The potency of cannabis — measured by how much THC is found in the product — has been rising for nearly half a century, increasing by approximately 0.29% each year from 1970 to 2017, according to earlier research. THC is the chemical in cannabis responsible for its psychoactive effects.
That change could have important implications for public health, experts say.
“With the increasing strength of cannabis available in the US and around the globe, it’s important to understand the long-term health outcomes that might be associated with using these types of products as compared to what has traditionally been available,” said Ziva Cooper, director of the UCLA Center for Cannabis and Cannabinoids.
Marijuana is legal for recreational use in 19 states plus Washington, DC, according to the National Conference of State Legislatures. Vermont is the only state that has a potency cap for cannabis products, though other states are looking into adding limits.
The finding that high potency cannabis is associated with a greater risk of psychosis and addiction “definitely should give people pause,” Cooper, who was not involved with the new research, said.
In Monday’s study, researchers analyzed data from 20 studies that included a total of nearly 120,000 cannabis users. They found that people with a first episode of cannabis-related psychosis were much more likely to have been using a product with high levels of THC than a product with low levels of the intoxicating chemical. Those using high potency weed were also much more likely to become addicted, compared to those who used low potency cannabis.
“We know from animal studies that higher doses of THC are more likely to cause addiction than lower doses,” said the study’s lead author, Kat Petrilli, a doctoral student in the department of psychology at the University of Bath in the United Kingdom. “As people are exposed to higher doses of THC through the use of higher potency cannabis, this may increase the likelihood that it can cause long-term changes, such as to cannabinoid receptors in the brain which are associated with psychosis risk.”
In addition to psychosis, the studies included in the analysis focused on the impact of high potency cannabis on several other aspects of mental health, including anxiety, depression and addiction.

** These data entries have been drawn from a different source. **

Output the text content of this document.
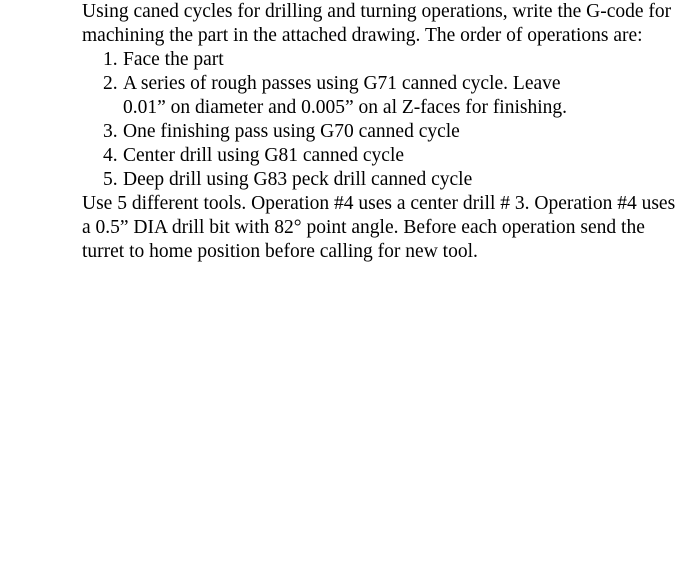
Using caned cycles for drilling and turning operations, write the G-code for machining the part in the attached drawing. The order of operations are:

1. Face the part
2. A series of rough passes using G71 canned cycle. Leave 0.01” on diameter and 0.005” on al Z-faces for finishing.
3. One finishing pass using G70 canned cycle
4. Center drill using G81 canned cycle
5. Deep drill using G83 peck drill canned cycle

Use 5 different tools. Operation #4 uses a center drill # 3. Operation #4 uses a 0.5” DIA drill bit with 82° point angle. Before each operation send the turret to home position before calling for new tool.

The studies consistently showed an increased risk of psychosis among those using high potency cannabis as compared to those using low potency products, with one report finding a nearly sevenfold rise in risk. When it came to addiction, the research showed an increased risk in those using high potency products compared to low potency cannabis, with one report also revealing a nearly sevenfold increase in risk.
The studies were mixed when it came to high potency cannabis and anxiety and depression.
The fact that the researchers were only able to find 20 studies that met the criteria for inclusion in their analysis underscores how little research exists on this topic, Cooper said. The study still leaves many questions to be answered, she said, adding that the field is still “in its infancy.”
One issue is that the studies included in the new report had data only on whether people were using cannabis monthly, weekly or daily, she said.
It’s important to look more closely at the daily users and to ask how many times a day they are using, Cooper said. “I think absolute THC exposure will be a really important variable as we start thinking more deeply about this,” she added.
“Choosing to use lower potency cannabis products could help to make cannabis use safer and offers a sensible strategy for harm reduction,” Petrilli said.